The game was close.  No one scored until towards the end, when the A’s held a one-point lead for a while, and at the bottom of the ninth we all thought the game would end early.  Then in the top of the ninth, the Angels scored a double and we were pretty sure our home team had lost.  Then in the bottom of the ninth, the A’s scored a double as well, and Will was pretty into it.

I spent most of the night talking to an 11-year-old young woman named Madeline (?), the daughter of one of the Webster Pacific partners, Susan.  She was an avid reader and quite a talker.  It was fun.

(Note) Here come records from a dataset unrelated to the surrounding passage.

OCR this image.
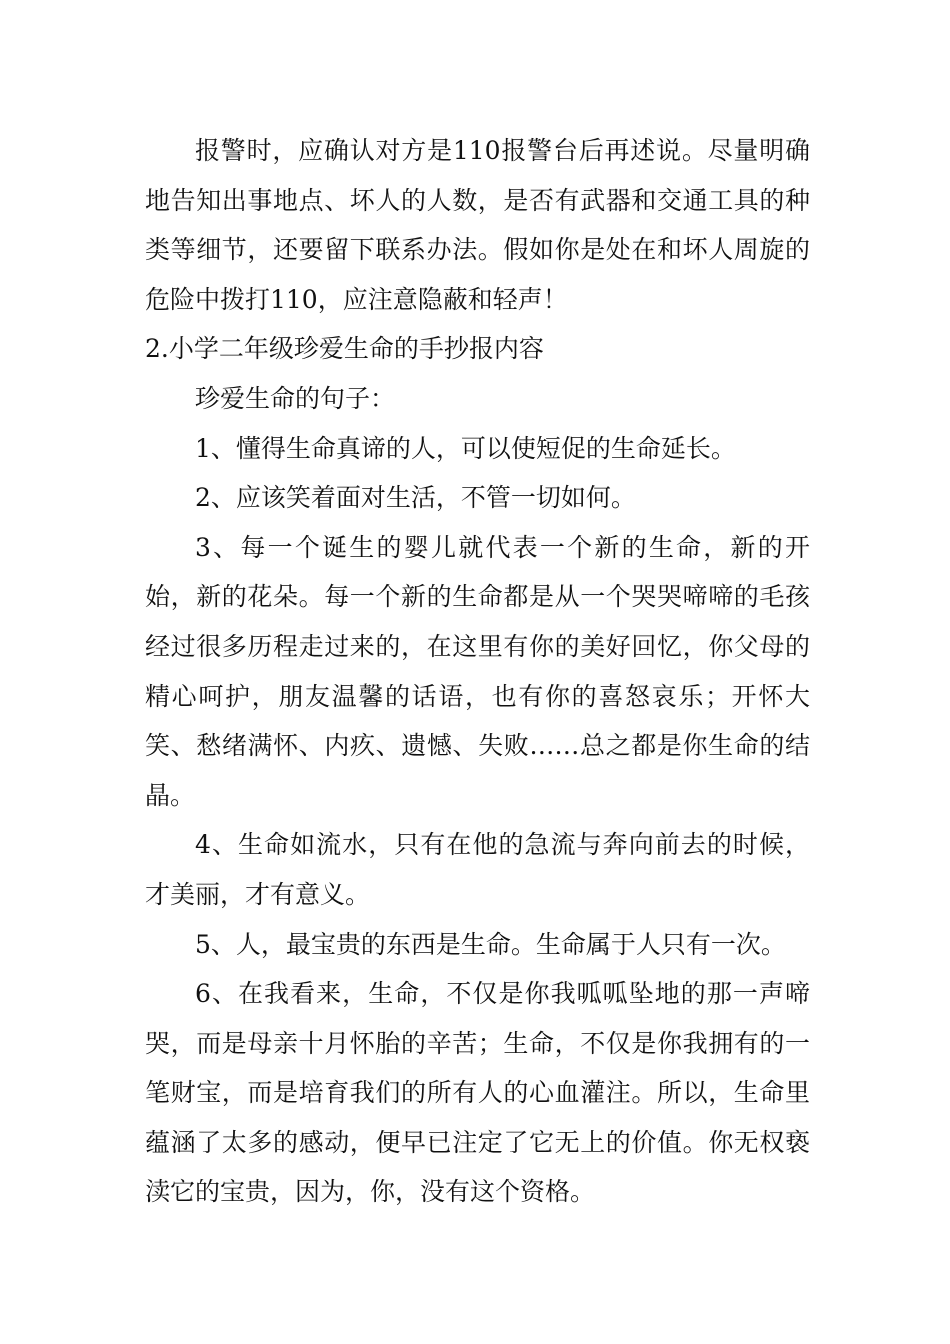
报警时，应确认对方是110报警台后再述说。尽量明确地告知出事地点、坏人的人数，是否有武器和交通工具的种类等细节，还要留下联系办法。假如你是处在和坏人周旋的危险中拨打110，应注意隐蔽和轻声！

2.小学二年级珍爱生命的手抄报内容

珍爱生命的句子：

1、懂得生命真谛的人，可以使短促的生命延长。

2、应该笑着面对生活，不管一切如何。

3、每一个诞生的婴儿就代表一个新的生命，新的开始，新的花朵。每一个新的生命都是从一个哭哭啼啼的毛孩经过很多历程走过来的，在这里有你的美好回忆，你父母的精心呵护，朋友温馨的话语，也有你的喜怒哀乐；开怀大笑、愁绪满怀、内疚、遗憾、失败……总之都是你生命的结晶。

4、生命如流水，只有在他的急流与奔向前去的时候，才美丽，才有意义。

5、人，最宝贵的东西是生命。生命属于人只有一次。

6、在我看来，生命，不仅是你我呱呱坠地的那一声啼哭，而是母亲十月怀胎的辛苦；生命，不仅是你我拥有的一笔财宝，而是培育我们的所有人的心血灌注。所以，生命里蕴涵了太多的感动，便早已注定了它无上的价值。你无权亵渎它的宝贵，因为，你，没有这个资格。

Saturday, September 13, 2008

"Simon Boccanegra" at the San Francisco Opera


Last night we watched Simon Boccanegra, an opera by Verdi, written in 1881.  The San Francisco Opera production featured Dmitri Hvorostovsky and Ana Maria Martinez in the lead roles.

Apparently Verdi writes about father-daughter relationships a lot, and this one had a lot of that topic.  The play opens with a father (Fiesco) whose daughter (Maria) has become pregnant out of wedlock by Simon Boccanegra, and had a daughter herself.  Maria never enters the stage, and her father has an entire aria dedicated to how upset he is that she is no longer a virgin, and how much he wants to confront Simon.  Of course Simon walks onstage and they procede to have a combatitive duet together, where Simon is seeking the love of his psudeo-father-in-law, and of course receives only curses.  We then find out that Simon and Maria's baby daughter has disappeared, and Maria is dying.  On this same night that Maria dies, Simon is elected Doge(?!).  And all this is Act One.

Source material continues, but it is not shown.